The CEOs who will be highly successful must make digital a business priority and should be willing to regularly collaborate with their CIOs.

This is according to Mark Raskino, VP and Gartner fellow in the Executive Leadership and Innovation group of Gartner Research. Raskino was speaking during the afternoon session on the first day of Gartner Symposium/ITxpo 2015, taking place at the Cape Town International Convention Centre.

As the introduction to his address, he cited how various CEOs from industries spanning financial and food and beverages are creating interesting intersections between the physical and digital world.

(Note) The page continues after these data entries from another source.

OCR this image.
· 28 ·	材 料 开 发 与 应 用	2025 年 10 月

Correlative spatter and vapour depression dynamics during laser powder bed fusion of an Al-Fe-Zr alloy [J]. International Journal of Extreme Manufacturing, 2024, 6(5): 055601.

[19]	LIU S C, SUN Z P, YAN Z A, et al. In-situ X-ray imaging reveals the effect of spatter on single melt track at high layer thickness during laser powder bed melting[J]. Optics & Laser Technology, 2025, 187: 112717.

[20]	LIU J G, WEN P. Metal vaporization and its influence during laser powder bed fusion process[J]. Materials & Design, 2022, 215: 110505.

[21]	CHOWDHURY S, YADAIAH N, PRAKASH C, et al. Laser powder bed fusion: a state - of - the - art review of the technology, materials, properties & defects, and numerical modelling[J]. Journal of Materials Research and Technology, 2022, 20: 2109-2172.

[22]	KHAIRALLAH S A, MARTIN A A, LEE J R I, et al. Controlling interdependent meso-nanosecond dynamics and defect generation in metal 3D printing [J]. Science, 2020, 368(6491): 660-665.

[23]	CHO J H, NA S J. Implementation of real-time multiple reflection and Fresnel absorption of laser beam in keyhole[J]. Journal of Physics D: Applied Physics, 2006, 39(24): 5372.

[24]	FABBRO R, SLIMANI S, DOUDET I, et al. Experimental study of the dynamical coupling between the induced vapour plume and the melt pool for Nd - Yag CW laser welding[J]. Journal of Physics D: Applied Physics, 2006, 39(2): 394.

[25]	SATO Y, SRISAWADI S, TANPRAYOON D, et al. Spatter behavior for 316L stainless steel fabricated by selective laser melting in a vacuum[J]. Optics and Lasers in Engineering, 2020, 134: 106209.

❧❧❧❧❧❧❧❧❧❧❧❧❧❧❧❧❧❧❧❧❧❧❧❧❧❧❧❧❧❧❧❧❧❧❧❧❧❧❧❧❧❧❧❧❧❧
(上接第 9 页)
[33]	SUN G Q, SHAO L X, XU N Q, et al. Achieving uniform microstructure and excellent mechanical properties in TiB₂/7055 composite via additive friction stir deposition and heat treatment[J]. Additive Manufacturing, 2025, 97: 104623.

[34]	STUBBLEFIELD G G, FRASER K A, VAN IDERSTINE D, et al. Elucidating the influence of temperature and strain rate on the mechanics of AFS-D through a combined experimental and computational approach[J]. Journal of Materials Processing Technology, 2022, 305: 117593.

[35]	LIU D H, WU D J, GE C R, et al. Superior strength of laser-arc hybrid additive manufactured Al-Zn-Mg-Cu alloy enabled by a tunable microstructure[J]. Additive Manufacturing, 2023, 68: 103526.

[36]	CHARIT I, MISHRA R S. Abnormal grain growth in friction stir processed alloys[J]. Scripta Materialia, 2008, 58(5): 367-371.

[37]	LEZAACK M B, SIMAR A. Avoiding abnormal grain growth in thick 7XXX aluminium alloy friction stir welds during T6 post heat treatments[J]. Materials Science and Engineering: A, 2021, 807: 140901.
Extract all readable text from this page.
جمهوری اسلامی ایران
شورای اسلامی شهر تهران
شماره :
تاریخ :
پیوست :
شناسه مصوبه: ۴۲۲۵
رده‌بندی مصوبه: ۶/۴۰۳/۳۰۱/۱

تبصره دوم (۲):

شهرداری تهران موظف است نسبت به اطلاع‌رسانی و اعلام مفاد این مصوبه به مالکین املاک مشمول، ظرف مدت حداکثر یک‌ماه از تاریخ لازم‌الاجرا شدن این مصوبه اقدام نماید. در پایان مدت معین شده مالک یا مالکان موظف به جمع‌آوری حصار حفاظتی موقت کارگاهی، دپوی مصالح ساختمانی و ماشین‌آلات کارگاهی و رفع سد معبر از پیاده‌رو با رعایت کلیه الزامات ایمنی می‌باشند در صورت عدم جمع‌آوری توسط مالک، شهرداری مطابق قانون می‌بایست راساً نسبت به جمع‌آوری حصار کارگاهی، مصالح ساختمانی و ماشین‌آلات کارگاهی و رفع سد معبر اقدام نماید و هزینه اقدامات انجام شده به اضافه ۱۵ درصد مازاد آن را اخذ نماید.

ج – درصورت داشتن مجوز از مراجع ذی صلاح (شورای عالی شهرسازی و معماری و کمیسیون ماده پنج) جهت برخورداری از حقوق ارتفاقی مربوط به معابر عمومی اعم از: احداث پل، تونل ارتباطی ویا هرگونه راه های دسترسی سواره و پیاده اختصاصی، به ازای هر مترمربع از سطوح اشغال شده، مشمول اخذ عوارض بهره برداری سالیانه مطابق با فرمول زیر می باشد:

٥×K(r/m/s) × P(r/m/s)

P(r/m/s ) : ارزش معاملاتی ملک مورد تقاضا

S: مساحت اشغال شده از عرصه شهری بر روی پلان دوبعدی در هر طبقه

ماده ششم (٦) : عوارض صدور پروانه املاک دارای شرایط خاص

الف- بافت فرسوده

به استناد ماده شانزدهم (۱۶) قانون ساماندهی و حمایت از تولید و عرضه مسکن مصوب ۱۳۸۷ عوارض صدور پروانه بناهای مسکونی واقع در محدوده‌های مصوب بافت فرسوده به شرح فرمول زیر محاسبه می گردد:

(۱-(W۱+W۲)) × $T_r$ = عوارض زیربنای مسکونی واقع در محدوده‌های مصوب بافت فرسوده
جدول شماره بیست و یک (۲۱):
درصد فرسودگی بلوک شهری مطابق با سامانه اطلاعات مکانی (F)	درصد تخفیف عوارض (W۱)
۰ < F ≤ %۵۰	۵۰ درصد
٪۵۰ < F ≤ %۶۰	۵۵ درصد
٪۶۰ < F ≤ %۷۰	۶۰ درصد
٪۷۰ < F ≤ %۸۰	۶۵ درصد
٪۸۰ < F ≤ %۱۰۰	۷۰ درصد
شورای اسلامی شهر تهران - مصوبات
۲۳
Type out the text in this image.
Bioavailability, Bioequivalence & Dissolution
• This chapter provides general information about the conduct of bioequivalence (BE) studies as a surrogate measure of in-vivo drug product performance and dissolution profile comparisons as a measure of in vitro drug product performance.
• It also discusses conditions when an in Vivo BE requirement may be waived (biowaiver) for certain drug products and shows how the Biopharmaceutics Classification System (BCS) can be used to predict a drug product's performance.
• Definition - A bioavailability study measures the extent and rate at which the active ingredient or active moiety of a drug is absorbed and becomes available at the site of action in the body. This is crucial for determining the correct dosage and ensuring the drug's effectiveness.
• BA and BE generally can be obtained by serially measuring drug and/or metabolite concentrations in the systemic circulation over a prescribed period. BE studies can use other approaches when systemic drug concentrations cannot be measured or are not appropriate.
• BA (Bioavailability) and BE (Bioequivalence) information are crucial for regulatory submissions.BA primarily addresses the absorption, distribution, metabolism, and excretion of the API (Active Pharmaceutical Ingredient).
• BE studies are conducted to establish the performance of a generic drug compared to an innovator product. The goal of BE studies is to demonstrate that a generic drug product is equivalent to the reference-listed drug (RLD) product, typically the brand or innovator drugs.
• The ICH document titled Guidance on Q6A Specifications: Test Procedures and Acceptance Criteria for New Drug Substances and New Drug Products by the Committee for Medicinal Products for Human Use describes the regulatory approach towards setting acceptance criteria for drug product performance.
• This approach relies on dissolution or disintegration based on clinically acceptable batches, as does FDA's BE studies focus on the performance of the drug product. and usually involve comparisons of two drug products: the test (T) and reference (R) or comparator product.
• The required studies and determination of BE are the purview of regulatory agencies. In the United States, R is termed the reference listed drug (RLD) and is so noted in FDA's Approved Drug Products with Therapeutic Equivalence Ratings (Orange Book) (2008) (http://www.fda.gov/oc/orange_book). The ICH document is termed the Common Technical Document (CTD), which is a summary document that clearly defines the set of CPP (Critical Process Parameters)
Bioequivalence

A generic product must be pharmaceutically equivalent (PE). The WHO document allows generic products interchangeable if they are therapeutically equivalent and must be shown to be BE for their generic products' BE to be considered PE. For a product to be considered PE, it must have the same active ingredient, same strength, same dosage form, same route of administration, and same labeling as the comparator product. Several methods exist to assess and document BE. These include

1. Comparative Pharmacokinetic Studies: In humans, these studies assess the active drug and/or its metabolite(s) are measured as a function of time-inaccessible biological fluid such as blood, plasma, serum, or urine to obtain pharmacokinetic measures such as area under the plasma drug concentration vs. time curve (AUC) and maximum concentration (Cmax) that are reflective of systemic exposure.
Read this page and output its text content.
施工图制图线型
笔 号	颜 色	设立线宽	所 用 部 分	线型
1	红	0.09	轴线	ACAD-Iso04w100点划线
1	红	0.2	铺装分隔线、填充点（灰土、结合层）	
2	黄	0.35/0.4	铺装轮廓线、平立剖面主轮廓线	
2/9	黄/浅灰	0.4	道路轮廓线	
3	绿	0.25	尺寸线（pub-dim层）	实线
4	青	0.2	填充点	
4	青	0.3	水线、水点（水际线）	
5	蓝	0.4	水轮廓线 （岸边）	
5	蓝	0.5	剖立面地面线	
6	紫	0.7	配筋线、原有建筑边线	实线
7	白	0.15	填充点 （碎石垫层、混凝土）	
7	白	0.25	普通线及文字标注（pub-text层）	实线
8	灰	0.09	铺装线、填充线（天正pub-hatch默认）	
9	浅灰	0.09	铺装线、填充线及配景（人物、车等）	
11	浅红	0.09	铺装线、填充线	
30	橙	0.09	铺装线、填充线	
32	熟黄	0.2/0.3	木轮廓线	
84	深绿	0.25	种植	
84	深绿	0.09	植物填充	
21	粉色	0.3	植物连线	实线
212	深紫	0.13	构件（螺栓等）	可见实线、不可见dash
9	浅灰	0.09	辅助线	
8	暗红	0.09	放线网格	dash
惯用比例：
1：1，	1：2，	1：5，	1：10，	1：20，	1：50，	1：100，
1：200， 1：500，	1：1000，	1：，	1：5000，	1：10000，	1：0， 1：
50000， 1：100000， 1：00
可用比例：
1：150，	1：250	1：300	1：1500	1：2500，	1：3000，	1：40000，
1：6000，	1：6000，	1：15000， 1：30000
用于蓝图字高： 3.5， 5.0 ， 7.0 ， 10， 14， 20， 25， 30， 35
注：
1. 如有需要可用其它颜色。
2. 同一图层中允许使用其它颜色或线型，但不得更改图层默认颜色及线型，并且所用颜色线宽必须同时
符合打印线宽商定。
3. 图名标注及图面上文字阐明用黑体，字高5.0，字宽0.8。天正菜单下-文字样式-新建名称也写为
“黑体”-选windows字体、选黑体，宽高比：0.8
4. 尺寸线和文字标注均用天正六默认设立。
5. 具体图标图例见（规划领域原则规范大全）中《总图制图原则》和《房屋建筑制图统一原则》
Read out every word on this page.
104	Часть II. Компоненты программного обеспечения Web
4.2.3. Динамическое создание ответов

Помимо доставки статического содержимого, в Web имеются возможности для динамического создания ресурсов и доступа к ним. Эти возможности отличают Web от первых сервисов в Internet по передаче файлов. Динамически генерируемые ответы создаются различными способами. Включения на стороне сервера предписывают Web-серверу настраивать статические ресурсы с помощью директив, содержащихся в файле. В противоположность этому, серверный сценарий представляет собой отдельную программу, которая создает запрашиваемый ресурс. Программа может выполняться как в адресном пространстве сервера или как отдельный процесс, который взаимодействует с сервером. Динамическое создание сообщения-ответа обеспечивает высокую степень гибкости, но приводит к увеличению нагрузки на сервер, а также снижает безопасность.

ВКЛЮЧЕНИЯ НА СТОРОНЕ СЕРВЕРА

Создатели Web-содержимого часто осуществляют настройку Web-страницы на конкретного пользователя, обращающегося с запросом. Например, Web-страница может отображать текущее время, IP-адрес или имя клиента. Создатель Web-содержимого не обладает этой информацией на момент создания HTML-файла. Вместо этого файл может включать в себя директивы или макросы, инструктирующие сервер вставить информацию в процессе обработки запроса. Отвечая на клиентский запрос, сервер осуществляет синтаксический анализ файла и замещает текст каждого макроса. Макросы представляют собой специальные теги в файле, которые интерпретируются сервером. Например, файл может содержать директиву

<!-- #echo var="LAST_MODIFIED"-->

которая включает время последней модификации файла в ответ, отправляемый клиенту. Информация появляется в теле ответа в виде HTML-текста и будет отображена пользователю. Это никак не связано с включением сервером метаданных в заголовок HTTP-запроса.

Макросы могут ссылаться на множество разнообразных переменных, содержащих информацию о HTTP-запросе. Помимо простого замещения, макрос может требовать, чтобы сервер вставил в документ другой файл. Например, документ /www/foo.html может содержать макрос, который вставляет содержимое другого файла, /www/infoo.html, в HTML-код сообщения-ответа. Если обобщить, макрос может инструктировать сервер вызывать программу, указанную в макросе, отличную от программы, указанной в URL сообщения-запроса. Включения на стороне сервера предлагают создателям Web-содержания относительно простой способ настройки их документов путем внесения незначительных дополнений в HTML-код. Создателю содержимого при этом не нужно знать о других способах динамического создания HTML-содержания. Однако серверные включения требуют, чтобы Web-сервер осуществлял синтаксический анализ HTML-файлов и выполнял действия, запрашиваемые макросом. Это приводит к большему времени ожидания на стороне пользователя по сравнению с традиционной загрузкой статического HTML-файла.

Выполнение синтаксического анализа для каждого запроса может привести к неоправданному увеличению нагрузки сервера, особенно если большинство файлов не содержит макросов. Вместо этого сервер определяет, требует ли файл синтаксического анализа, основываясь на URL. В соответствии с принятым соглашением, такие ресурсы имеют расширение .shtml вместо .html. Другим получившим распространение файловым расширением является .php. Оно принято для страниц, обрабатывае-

He described Starbucks' introduction of digital tools into all aspects of its business and the digitisation of its coffee cups as an example of how digital strategies are changing products, services and industries.

"CIOs should be expecting and requesting more involvement from their CEOs," he said, continuing that this involvement should occur in the most difficult scenario the CIO has to handle to make technology work for their business.

For Raskino, if C-level execs and business leaders fail to act as a team and work to realise deeper digital change, they will collapse. "This is why CIOs are getting the support they might not have gotten just a few years ago," he said, noting that in digital businesses, the CIO has become a leader, not a follower.

A quarter of CEOs name a technology issue in their top three business priorities, said Raskino. While this may not seem like a sizable figure, he pointed out that technology has never typically been considered a "business priority", which is why this number is so significant. "If you want to do something big with technology in your existing business or industry, now would be a good time to make that call because it is possible that you may never see this level of CEO interest in your career ever again."

He stressed the importance of determining what percentage of business growth is expected from digital products and services as these forecasts can be used to better justify digital investments to other business executives. This is interesting when one considers the findings of a multi-industry survey detailed that CEOs expect digital revenue to double in coming years.

Raskino suggested we may already have reached the peak of digital interest. If this is the case, he believes this is not the time to shrug your shoulders and walk away. In fact, it is the perfect time for businesses to make the bold changes to revolutionise how their products and industries work.

With this in mind, he outlined how CEOs should be thinking about long-range planning and implementing strategies for change. "CIOs must treat digital as a long-term conversation and must not just be pulled towards the short-term."

Real leaders should be adept at telling stories, Raskino said. And CIOs need to be able to showcase the successes of companies or business leaders who are using technology to find success in order to illustrate how they can do the same thing to realise similar results.

"There is so much change set to happen and it is the responsibility of the CIO to drive that change."